Pour Spinoza (comme pour moi) tout fait s’impose par soi parce que la Nature est tout et n’est subordonnée à rien. A ce titre, le pire tortionnaire et assassin est un fait naturel, ni mieux ni moins bien qu’un autre fait, fût-il un des plus grands bienfaiteurs sur Terre. C’est ce que dit E1App.
En revanche, ils n’ont pas la même puissance (capacité à agir par soi, connaissance claire, calme intérieur) ni la même joie à vivre (qui y est intimement liée). Là rien encore d’éthique : ils sont différents, soit ! Une pierre n’est pas un cheval… Mais il y a autre chose : une loi de la Nature dit – de toute évidence – que l’homme (comme les autres animaux) tend à la joie-de-vivre (et donc à la puissance), ce qui définit en même temps l’utile. La Nature n’a pas de fin, mais l’homme - mode singulier confronté aux autres modes dans l’ordre commun de la Nature -, dans ce sens, oui (et ceci est sous-entendu, dans l’ensemble, comme commun à tous les hommes ; j’ajouterais : à l’intérieur de leur potentiel inné). Donc, dans la mesure de son accomplissement, il a plus ou moins atteint cette fin ; eh bien, « plus », nous l’appelons « Bien », « moins » nous l’appelons « Mal ». Mais là toujours pas d’éthique : les hommes diffèrent suivant le plus ou le moins dans cette fin, soit. Mais il y a encore autre chose… Spinoza ne le hurle pas (il parle cependant bien de « voie » dans E5P42), mais cela hurle quand-même : il est possible de changer « soi-même », en particulier vers plus de Bien (tout en restant nécessairement dans les mains de Dieu comme la glaise dans celles du potier : c’est le karma, le Destin). Sans cela, aucun intérêt autre que métrologique ; avec, est fondé complètement le sens éthique.
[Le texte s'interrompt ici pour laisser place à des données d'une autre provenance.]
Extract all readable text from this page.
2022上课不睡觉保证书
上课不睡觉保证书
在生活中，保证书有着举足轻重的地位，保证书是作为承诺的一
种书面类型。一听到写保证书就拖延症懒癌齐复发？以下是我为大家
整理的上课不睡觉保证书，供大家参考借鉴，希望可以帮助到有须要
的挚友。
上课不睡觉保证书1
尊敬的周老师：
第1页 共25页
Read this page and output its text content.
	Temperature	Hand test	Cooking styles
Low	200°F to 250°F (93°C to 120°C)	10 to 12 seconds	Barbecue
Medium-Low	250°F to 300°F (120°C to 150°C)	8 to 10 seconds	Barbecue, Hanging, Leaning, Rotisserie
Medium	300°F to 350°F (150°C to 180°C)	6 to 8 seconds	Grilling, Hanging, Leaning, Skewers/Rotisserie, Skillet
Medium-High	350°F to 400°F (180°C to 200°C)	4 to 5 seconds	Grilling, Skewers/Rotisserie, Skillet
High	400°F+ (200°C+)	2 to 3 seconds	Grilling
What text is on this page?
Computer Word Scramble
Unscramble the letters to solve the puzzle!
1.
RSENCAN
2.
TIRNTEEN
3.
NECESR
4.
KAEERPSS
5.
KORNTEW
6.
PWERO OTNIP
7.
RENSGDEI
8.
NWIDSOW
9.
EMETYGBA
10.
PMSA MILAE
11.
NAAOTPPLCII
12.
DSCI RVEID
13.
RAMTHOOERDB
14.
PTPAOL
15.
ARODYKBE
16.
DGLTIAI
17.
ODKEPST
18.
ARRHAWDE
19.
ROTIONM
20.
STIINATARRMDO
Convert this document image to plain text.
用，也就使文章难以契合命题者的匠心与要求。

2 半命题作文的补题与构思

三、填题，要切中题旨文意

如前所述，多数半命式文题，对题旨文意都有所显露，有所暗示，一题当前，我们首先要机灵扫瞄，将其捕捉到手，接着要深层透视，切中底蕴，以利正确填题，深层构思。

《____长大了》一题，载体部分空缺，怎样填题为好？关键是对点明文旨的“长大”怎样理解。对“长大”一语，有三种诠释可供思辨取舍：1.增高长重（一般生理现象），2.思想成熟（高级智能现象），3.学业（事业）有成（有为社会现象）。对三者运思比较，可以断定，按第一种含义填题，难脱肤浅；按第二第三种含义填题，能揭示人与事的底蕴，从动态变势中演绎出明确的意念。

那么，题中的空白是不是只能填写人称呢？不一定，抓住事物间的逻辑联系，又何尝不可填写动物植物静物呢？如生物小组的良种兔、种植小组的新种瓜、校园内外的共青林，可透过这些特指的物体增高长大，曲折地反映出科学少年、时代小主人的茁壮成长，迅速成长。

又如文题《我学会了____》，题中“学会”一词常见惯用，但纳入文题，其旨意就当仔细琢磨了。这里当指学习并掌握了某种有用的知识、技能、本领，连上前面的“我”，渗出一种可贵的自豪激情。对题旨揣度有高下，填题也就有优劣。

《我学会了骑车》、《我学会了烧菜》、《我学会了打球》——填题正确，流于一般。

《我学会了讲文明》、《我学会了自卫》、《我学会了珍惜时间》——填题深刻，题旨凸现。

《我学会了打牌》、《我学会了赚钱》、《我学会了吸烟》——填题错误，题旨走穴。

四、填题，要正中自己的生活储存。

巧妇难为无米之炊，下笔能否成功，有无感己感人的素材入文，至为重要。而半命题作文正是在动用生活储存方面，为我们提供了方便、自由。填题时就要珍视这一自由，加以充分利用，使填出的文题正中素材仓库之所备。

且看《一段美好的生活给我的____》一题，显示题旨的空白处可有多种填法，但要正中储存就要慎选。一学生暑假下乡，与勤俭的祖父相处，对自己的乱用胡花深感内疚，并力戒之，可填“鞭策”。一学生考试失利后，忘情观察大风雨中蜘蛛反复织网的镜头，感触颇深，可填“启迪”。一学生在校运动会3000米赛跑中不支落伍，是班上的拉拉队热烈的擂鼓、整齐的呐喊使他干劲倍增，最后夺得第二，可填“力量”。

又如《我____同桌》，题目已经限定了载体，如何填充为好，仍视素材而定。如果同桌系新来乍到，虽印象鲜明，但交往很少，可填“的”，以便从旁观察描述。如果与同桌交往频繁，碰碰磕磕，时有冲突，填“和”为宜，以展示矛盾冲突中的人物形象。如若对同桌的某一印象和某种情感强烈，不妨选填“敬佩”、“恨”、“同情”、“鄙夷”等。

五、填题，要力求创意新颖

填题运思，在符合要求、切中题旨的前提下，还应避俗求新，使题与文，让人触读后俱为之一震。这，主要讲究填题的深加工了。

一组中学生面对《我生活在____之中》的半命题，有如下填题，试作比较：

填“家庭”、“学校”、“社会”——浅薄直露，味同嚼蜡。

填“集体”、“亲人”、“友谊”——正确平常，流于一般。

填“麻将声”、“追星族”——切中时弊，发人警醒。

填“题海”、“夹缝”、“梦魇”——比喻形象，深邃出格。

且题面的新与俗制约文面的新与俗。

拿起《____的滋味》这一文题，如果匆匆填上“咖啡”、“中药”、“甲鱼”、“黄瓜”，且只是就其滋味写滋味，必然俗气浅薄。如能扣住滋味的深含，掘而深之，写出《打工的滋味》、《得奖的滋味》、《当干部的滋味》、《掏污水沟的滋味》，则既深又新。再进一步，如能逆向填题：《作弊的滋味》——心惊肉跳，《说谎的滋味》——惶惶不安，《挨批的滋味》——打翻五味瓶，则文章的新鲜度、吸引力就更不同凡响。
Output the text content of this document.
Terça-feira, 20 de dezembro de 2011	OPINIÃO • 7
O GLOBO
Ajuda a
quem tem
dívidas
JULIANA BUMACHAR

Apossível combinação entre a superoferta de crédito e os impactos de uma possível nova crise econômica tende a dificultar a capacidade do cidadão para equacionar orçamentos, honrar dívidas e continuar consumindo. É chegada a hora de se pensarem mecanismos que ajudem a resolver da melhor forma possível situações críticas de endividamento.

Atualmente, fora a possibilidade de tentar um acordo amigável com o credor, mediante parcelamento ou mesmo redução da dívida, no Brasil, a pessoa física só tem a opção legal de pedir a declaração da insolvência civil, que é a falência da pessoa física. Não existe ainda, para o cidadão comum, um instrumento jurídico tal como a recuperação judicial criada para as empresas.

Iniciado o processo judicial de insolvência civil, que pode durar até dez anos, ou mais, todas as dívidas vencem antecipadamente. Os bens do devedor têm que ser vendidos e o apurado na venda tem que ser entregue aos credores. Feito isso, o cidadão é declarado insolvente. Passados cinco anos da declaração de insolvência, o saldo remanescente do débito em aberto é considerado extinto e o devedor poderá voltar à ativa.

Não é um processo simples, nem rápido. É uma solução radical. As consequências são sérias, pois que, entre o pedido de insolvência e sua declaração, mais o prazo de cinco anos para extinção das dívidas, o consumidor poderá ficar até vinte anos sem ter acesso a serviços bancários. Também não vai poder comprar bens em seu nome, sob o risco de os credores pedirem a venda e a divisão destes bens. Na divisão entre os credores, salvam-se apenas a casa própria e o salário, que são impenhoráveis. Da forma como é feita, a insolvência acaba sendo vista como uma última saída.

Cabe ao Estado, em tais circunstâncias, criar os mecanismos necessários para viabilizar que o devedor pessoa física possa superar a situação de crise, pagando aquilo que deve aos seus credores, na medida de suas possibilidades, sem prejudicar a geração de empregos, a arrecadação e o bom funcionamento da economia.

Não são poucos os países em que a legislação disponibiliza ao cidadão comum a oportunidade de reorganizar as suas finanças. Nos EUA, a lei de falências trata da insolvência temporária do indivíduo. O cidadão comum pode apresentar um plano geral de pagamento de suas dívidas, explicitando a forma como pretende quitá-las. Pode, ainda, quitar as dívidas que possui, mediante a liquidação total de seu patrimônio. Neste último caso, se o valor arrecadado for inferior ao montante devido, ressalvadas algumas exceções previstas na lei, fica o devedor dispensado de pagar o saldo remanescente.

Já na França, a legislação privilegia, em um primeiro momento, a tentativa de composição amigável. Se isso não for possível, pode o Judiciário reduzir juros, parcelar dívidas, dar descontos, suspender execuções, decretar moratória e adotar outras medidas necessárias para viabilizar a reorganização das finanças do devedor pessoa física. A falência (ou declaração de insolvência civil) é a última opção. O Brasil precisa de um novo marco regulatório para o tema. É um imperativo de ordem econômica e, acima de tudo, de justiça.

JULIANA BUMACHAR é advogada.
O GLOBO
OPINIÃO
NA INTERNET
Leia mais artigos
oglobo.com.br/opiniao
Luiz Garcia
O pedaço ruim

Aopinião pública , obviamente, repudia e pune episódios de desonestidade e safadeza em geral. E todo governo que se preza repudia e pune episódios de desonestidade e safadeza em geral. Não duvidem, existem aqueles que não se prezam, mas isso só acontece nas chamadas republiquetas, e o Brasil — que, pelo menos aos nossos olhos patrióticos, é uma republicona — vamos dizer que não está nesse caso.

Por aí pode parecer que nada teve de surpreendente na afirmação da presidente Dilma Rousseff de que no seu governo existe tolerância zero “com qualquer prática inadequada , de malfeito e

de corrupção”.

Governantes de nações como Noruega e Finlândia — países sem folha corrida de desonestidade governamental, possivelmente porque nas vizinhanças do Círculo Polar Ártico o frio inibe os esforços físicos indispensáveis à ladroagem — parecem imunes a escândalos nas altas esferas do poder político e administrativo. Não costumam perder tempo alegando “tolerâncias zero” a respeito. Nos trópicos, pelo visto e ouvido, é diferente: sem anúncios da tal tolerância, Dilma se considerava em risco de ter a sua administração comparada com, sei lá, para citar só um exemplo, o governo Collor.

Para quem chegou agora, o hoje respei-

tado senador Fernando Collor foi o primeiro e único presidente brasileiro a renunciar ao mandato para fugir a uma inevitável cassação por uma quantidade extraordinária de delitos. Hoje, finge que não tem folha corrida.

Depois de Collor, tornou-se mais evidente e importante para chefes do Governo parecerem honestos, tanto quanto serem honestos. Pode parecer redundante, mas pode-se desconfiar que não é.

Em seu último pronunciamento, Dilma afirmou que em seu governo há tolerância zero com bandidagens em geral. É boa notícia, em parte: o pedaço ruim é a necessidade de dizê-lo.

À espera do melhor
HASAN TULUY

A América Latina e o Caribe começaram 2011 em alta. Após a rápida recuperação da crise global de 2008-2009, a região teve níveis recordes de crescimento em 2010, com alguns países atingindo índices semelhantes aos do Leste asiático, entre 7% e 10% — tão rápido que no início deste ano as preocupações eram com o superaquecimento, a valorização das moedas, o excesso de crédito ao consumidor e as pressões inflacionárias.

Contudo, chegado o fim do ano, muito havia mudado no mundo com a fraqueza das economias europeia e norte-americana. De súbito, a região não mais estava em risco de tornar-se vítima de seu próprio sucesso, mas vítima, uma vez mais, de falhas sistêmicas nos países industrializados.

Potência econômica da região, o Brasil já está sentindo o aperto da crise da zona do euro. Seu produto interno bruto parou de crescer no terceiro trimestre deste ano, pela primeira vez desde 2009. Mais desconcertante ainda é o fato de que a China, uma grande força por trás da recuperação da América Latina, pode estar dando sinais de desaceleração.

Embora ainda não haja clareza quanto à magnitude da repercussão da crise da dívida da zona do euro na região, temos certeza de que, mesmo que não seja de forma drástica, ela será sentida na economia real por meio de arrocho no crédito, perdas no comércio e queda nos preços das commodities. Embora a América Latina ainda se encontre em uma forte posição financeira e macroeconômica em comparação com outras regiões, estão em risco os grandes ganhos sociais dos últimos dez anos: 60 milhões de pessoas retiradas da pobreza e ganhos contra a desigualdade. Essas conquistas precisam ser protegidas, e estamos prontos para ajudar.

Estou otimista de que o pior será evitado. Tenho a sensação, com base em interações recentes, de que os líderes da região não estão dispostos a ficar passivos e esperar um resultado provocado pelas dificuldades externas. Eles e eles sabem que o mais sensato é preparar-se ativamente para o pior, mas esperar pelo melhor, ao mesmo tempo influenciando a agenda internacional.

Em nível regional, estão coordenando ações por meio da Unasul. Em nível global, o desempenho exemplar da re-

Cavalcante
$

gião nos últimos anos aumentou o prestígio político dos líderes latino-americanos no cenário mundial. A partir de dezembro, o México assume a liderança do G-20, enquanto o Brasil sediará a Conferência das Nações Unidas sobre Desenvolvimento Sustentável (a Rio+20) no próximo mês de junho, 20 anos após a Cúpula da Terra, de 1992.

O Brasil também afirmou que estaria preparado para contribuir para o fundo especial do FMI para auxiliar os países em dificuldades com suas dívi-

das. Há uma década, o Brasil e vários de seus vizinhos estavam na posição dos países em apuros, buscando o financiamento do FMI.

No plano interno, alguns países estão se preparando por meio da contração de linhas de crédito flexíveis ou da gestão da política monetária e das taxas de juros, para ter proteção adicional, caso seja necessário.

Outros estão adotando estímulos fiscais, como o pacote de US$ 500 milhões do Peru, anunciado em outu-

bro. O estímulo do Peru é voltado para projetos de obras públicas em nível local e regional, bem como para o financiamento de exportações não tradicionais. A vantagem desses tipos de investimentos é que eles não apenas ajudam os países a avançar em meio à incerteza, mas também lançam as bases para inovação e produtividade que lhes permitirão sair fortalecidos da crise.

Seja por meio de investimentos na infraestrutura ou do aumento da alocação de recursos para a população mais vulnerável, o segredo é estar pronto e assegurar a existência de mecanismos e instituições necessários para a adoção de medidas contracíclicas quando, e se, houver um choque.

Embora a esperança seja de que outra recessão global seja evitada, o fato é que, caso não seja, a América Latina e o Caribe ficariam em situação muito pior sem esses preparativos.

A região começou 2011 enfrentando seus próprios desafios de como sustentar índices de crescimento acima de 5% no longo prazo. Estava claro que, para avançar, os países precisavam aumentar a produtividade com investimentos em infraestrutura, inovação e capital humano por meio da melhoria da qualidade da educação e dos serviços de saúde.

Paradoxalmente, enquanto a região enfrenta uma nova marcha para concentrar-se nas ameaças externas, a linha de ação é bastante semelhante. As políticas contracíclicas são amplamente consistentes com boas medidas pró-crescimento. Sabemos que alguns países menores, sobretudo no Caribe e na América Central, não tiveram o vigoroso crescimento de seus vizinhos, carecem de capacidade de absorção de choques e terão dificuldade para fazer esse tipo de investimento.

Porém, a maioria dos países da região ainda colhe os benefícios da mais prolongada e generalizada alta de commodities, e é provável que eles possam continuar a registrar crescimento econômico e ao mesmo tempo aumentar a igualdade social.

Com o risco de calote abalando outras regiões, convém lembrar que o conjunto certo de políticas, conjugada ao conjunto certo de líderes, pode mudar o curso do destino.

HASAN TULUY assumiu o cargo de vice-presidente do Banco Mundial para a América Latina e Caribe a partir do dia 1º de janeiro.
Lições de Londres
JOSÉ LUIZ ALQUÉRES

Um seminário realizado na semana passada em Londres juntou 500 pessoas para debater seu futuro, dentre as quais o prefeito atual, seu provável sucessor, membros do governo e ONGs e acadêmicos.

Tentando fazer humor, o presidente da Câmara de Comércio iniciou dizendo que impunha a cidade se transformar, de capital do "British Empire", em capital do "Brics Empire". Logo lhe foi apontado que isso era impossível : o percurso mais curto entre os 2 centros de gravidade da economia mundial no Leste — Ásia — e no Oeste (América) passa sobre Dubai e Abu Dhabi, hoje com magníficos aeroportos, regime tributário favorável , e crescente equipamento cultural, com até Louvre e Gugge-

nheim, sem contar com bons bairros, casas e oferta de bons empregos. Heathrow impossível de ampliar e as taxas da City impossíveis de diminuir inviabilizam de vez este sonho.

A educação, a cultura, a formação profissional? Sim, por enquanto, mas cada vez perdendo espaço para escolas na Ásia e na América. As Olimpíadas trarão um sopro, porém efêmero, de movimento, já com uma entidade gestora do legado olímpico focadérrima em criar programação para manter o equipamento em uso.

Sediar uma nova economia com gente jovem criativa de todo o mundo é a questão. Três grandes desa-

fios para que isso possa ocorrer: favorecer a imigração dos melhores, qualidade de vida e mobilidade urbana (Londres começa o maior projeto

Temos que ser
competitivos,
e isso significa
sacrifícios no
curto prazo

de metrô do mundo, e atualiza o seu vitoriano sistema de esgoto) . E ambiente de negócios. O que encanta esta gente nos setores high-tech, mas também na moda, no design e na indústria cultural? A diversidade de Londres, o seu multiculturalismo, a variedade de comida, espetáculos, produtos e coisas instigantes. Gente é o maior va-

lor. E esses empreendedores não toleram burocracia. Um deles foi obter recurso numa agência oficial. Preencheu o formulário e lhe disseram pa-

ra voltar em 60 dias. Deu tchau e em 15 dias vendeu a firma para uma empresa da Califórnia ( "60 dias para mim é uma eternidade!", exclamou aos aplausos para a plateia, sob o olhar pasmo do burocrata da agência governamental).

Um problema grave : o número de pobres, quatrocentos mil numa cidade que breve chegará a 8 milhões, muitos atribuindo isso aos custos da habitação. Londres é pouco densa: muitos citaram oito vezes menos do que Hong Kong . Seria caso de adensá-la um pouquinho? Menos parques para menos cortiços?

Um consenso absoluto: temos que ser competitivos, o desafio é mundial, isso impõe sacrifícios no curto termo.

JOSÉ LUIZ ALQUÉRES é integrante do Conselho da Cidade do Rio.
Un exemple qui me semble parlant est celui de la maladie : je me suis mis une épine de rosier dans le doigt, cela s’est infecté et j’ai mal. Du point de vue de la Nature, pas de problème : ceci est un fait : humain qui a un doigt habité par des êtres qui affirment leur puissance, suite à une série de faits (a regardé ailleurs pendant qu’il faisait mouvement, épine à cet endroit, bactéries à proximité, …) régis par les lois de la Nature… bref, rien que du nécessaire ; « parfait » à ce titre, si l’on veut se servir de ce mot ; et « maladie » est donc un être de Raison. Toutefois, pour moi, « avoir mal » cela veut dire quelque chose : désagréable dont il m’est (par expérience) agréable d’être débarrassé, et dont j’ai appris qu’on pouvait se débarrasser et même comment s’en débarrasser ; poussé par mon désir (spéculatif mais néanmoins fondé en connaissance) de mieux-être, je l’applique, et cela fonctionne ; et je suis satisfait, ce que ma nature me poussait à obtenir. Ici, la « bonne santé » je l’appelle « Bien », la « mauvaise santé », « Mal » et j’écoute ce qui me montre comment aller vers le Bien, et dans la mesure de la justesse de cela, j’en retire puissance et satisfaction, précisément ce que me « demande » ma nature dans sa volonté de puissance.